George Laban with Postman Pat Courtesy of Toy Trader, March 1996

George Laban on the set of Postman Pat series 2          Image sourced from Toy Trader, March 1996

George Laban with Paddington Bear

George Laban with another Ivor Wood creation, Paddington Bear

Georges decision led him to start work with Ivor in January 1995 at Woodland Animation’s studio in Fulham. This was a change for George in terms of studio set up. (You can see an earlier post on this here and see Ivor’s letter to George offering him the job).

It was a very small studio about 20ft square. We had a set in the middle on a big table with access down one side and the other. We hung all the houses on the walls down the side and a chap called Ian Jones, who was production manager, helped me set up and make the props. He’d been to the same college as me so he knew me well. It was the three of us eventually that would set up, Ivor, Ian and I. All the props were in boxes piled on the sides, with no order to them. A lot of times parents used to write in and say “Why has Granny Dryden got the same furniture as mrs so and so?” This was because when we set up we’d have the rough layout of the rooms and just dress it with anything that came out of the box.

It was a little cottage industry, everyone in that little room. We’d have Ian in there smoking his roll ups, so the room would be full of smoke.
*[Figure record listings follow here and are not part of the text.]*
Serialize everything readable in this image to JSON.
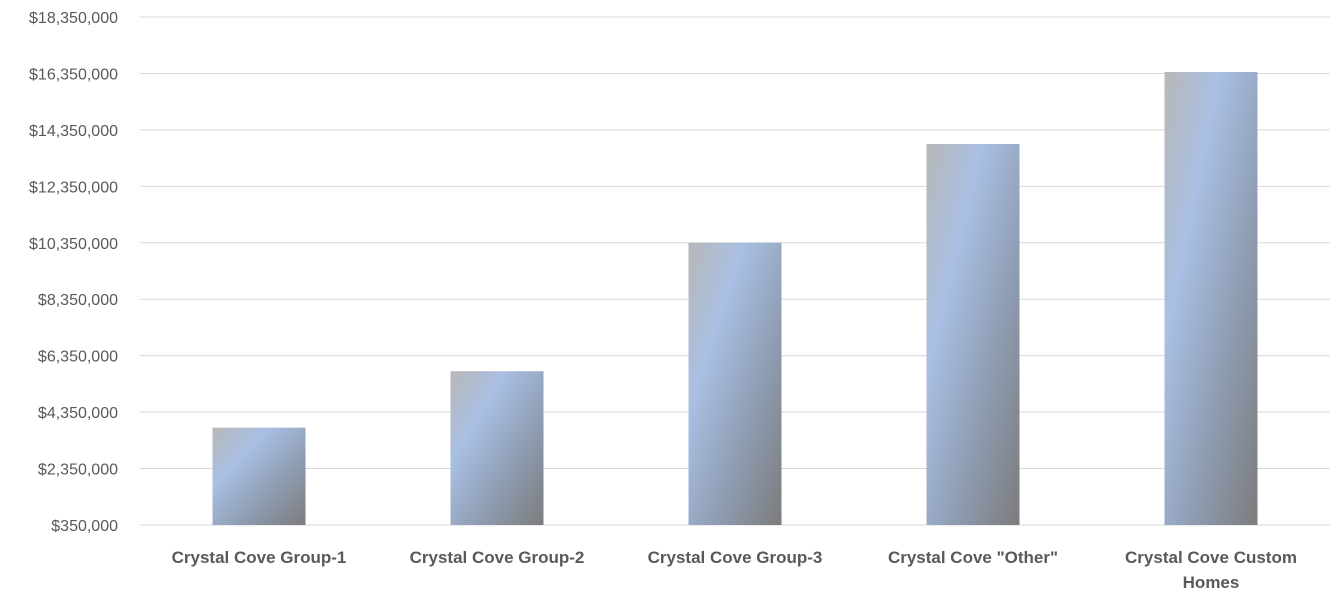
{
  "chart_data": {
    "type": "bar",
    "categories": [
      "Crystal Cove Group-1",
      "Crystal Cove Group-2",
      "Crystal Cove Group-3",
      "Crystal Cove \"Other\"",
      "Crystal Cove Custom Homes"
    ],
    "values": [
      3800000,
      5800000,
      10350000,
      13850000,
      16400000
    ],
    "ylim": [
      350000,
      18350000
    ],
    "yticks": [
      350000,
      2350000,
      4350000,
      6350000,
      8350000,
      10350000,
      12350000,
      14350000,
      16350000,
      18350000
    ],
    "ytick_labels": [
      "$350,000",
      "$2,350,000",
      "$4,350,000",
      "$6,350,000",
      "$8,350,000",
      "$10,350,000",
      "$12,350,000",
      "$14,350,000",
      "$16,350,000",
      "$18,350,000"
    ],
    "title": "",
    "xlabel": "",
    "ylabel": "",
    "grid": true,
    "legend": "none"
  },
  "colors": {
    "grid": "#d9d9d9",
    "label_text": "#595959",
    "bar_gradient": [
      "#b8b8b8",
      "#a9bfe3",
      "#8e9cb1",
      "#7c7c7c"
    ]
  }
}
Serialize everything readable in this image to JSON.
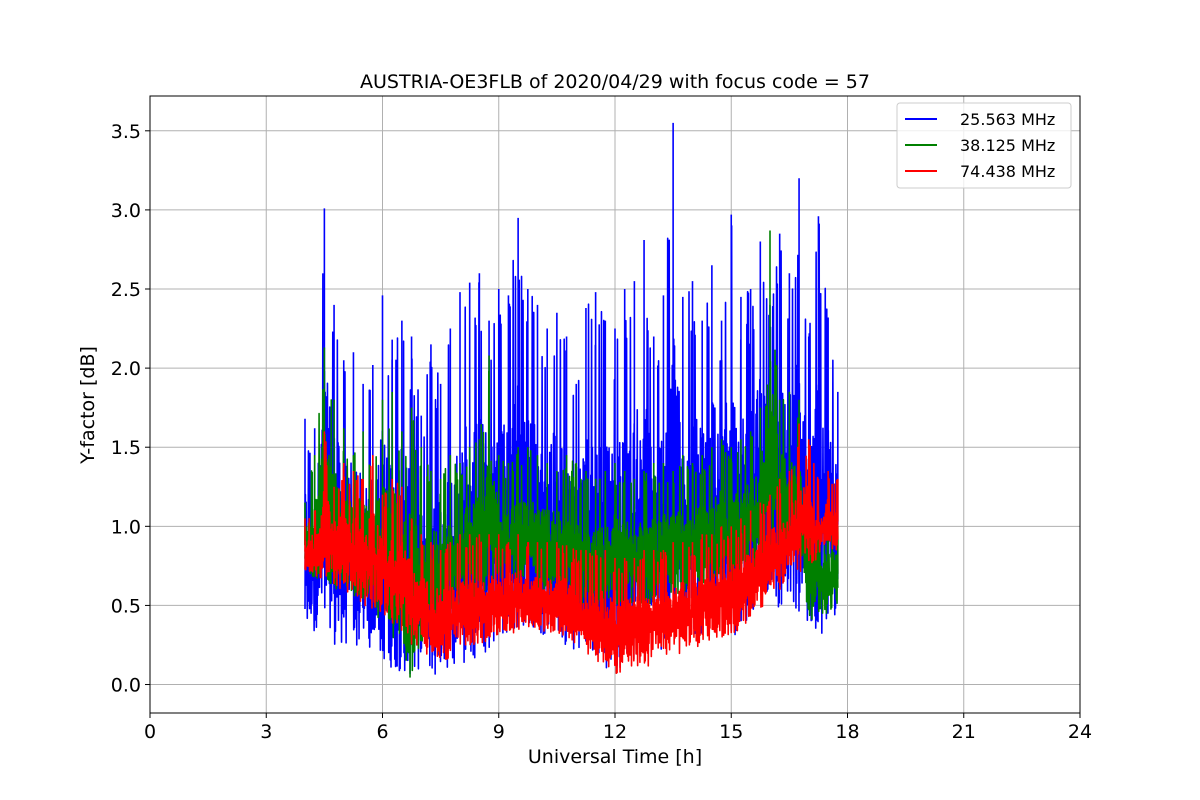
{
  "chart_data": {
    "type": "line",
    "title": "AUSTRIA-OE3FLB of 2020/04/29 with focus code = 57",
    "xlabel": "Universal Time [h]",
    "ylabel": "Y-factor [dB]",
    "xlim": [
      0,
      24
    ],
    "ylim": [
      -0.18,
      3.72
    ],
    "xticks": [
      "0",
      "3",
      "6",
      "9",
      "12",
      "15",
      "18",
      "21",
      "24"
    ],
    "yticks": [
      "0.0",
      "0.5",
      "1.0",
      "1.5",
      "2.0",
      "2.5",
      "3.0",
      "3.5"
    ],
    "grid": true,
    "legend_position": "top-right",
    "series": [
      {
        "name": "25.563 MHz",
        "color": "#0000ff",
        "x": [
          4.0,
          4.25,
          4.5,
          4.75,
          5.0,
          5.25,
          5.5,
          5.75,
          6.0,
          6.25,
          6.5,
          6.75,
          7.0,
          7.25,
          7.5,
          7.75,
          8.0,
          8.25,
          8.5,
          8.75,
          9.0,
          9.25,
          9.5,
          9.75,
          10.0,
          10.25,
          10.5,
          10.75,
          11.0,
          11.25,
          11.5,
          11.75,
          12.0,
          12.25,
          12.5,
          12.75,
          13.0,
          13.25,
          13.5,
          13.75,
          14.0,
          14.25,
          14.5,
          14.75,
          15.0,
          15.25,
          15.5,
          15.75,
          16.0,
          16.25,
          16.5,
          16.75,
          17.0,
          17.25,
          17.5,
          17.75
        ],
        "y_low": [
          0.35,
          0.3,
          0.28,
          0.25,
          0.25,
          0.23,
          0.22,
          0.2,
          0.15,
          0.1,
          0.08,
          0.05,
          0.02,
          0.05,
          0.05,
          0.08,
          0.1,
          0.12,
          0.15,
          0.2,
          0.25,
          0.28,
          0.3,
          0.32,
          0.32,
          0.3,
          0.28,
          0.25,
          0.2,
          0.18,
          0.12,
          0.1,
          0.08,
          0.12,
          0.15,
          0.2,
          0.18,
          0.2,
          0.25,
          0.28,
          0.3,
          0.32,
          0.35,
          0.35,
          0.3,
          0.32,
          0.35,
          0.4,
          0.45,
          0.45,
          0.4,
          0.35,
          0.35,
          0.15,
          0.35,
          0.45
        ],
        "y_high": [
          1.68,
          1.62,
          3.01,
          2.4,
          2.05,
          2.1,
          1.9,
          2.02,
          2.46,
          2.18,
          2.3,
          2.2,
          1.7,
          2.15,
          1.9,
          2.25,
          2.48,
          2.54,
          2.6,
          2.3,
          2.5,
          2.46,
          2.95,
          2.5,
          2.4,
          2.25,
          2.35,
          2.2,
          1.9,
          2.38,
          2.48,
          2.3,
          2.25,
          2.5,
          2.55,
          2.81,
          2.2,
          2.46,
          3.55,
          2.45,
          2.55,
          2.3,
          2.65,
          2.3,
          2.97,
          2.45,
          2.5,
          2.8,
          2.4,
          2.85,
          2.6,
          3.2,
          2.2,
          2.96,
          2.32,
          1.85
        ]
      },
      {
        "name": "38.125 MHz",
        "color": "#008000",
        "x": [
          4.0,
          4.25,
          4.5,
          4.75,
          5.0,
          5.25,
          5.5,
          5.75,
          6.0,
          6.25,
          6.5,
          6.75,
          7.0,
          7.25,
          7.5,
          7.75,
          8.0,
          8.25,
          8.5,
          8.75,
          9.0,
          9.25,
          9.5,
          9.75,
          10.0,
          10.25,
          10.5,
          10.75,
          11.0,
          11.25,
          11.5,
          11.75,
          12.0,
          12.25,
          12.5,
          12.75,
          13.0,
          13.25,
          13.5,
          13.75,
          14.0,
          14.25,
          14.5,
          14.75,
          15.0,
          15.25,
          15.5,
          15.75,
          16.0,
          16.25,
          16.5,
          16.75,
          17.0,
          17.25,
          17.5,
          17.75
        ],
        "y_low": [
          0.7,
          0.68,
          0.65,
          0.6,
          0.6,
          0.55,
          0.5,
          0.45,
          0.4,
          0.3,
          0.15,
          0.0,
          0.25,
          0.3,
          0.35,
          0.4,
          0.5,
          0.5,
          0.55,
          0.6,
          0.65,
          0.65,
          0.65,
          0.65,
          0.6,
          0.6,
          0.6,
          0.55,
          0.5,
          0.5,
          0.45,
          0.45,
          0.5,
          0.5,
          0.5,
          0.5,
          0.5,
          0.55,
          0.55,
          0.55,
          0.6,
          0.6,
          0.6,
          0.65,
          0.65,
          0.7,
          0.7,
          0.75,
          0.8,
          0.8,
          0.85,
          0.85,
          0.4,
          0.4,
          0.45,
          0.5
        ],
        "y_high": [
          1.15,
          1.45,
          2.13,
          1.8,
          1.62,
          1.45,
          1.6,
          1.4,
          1.8,
          1.85,
          1.6,
          1.75,
          1.5,
          1.35,
          1.3,
          1.45,
          1.4,
          1.5,
          1.55,
          2.08,
          1.45,
          1.4,
          1.5,
          1.5,
          1.45,
          1.4,
          1.35,
          1.45,
          1.4,
          1.35,
          1.3,
          1.35,
          1.4,
          1.35,
          1.3,
          1.35,
          1.4,
          1.4,
          1.35,
          1.45,
          1.4,
          1.45,
          1.5,
          1.55,
          1.5,
          1.55,
          1.6,
          1.75,
          2.87,
          1.8,
          1.85,
          1.8,
          1.4,
          1.2,
          1.1,
          1.0
        ]
      },
      {
        "name": "74.438 MHz",
        "color": "#ff0000",
        "x": [
          4.0,
          4.25,
          4.5,
          4.75,
          5.0,
          5.25,
          5.5,
          5.75,
          6.0,
          6.25,
          6.5,
          6.75,
          7.0,
          7.25,
          7.5,
          7.75,
          8.0,
          8.25,
          8.5,
          8.75,
          9.0,
          9.25,
          9.5,
          9.75,
          10.0,
          10.25,
          10.5,
          10.75,
          11.0,
          11.25,
          11.5,
          11.75,
          12.0,
          12.25,
          12.5,
          12.75,
          13.0,
          13.25,
          13.5,
          13.75,
          14.0,
          14.25,
          14.5,
          14.75,
          15.0,
          15.25,
          15.5,
          15.75,
          16.0,
          16.25,
          16.5,
          16.75,
          17.0,
          17.25,
          17.5,
          17.75
        ],
        "y_low": [
          0.7,
          0.68,
          0.65,
          0.62,
          0.6,
          0.55,
          0.5,
          0.48,
          0.45,
          0.38,
          0.3,
          0.25,
          0.2,
          0.18,
          0.15,
          0.15,
          0.2,
          0.22,
          0.25,
          0.28,
          0.3,
          0.32,
          0.33,
          0.35,
          0.35,
          0.33,
          0.32,
          0.3,
          0.25,
          0.2,
          0.15,
          0.12,
          0.05,
          0.1,
          0.12,
          0.1,
          0.12,
          0.15,
          0.18,
          0.2,
          0.22,
          0.25,
          0.28,
          0.3,
          0.32,
          0.35,
          0.4,
          0.45,
          0.55,
          0.6,
          0.65,
          0.7,
          0.75,
          0.8,
          0.85,
          0.85
        ],
        "y_high": [
          1.05,
          1.1,
          1.6,
          1.25,
          1.4,
          1.35,
          1.3,
          1.45,
          1.2,
          1.3,
          1.25,
          1.05,
          0.95,
          0.9,
          0.85,
          0.9,
          0.95,
          0.95,
          0.95,
          0.95,
          0.95,
          0.9,
          0.95,
          0.9,
          0.9,
          0.9,
          0.9,
          0.88,
          0.85,
          0.85,
          0.85,
          0.85,
          0.8,
          0.8,
          0.8,
          0.85,
          0.85,
          0.85,
          0.9,
          0.9,
          0.9,
          0.95,
          0.95,
          1.0,
          1.0,
          1.05,
          1.1,
          1.15,
          1.2,
          1.3,
          1.35,
          1.65,
          1.55,
          1.3,
          1.35,
          1.3
        ]
      }
    ]
  }
}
Then there was a little corridor with a room for the toilet and another for a coffee machine. Then Ivor had his little office. He’d be on his pipe so it would get quite smokey but it was nice. You’d go in and they’d be no sort of regime, you came in and then left when you were done. It was all really relaxed and that was probably because Ivor had had enough it all. He’d always be saying “Oh I’m fed up of all this” but you knew deep down that he liked it.

Ivor Wood with Mrs Hubbard's bike Courtesy of Toy Trader, March 1996

Ivor Wood with Mrs Hubbard’s bike. Image Sourced from Toy Trader, March 1996

Georges relationship with Ivor and Ian truly made for a family atmosphere. George was the only animator working on the second series so much different to todays high production costs and employees. We have more from George next time where he’ll be speaking all about the animation process. For now though I’ll leave him with the last word.

Ivor really looked after us, even after the production was over. He was a really genuine bloke, who took a risk with me, who’d barely done any production animation. It took me the first episode to get into the flow of things and Ivor said he amazed that I’d even managed to get Pats limp into it. But I don’t think it was deliberate it was because one of the puppet legs was slightly longer that the other.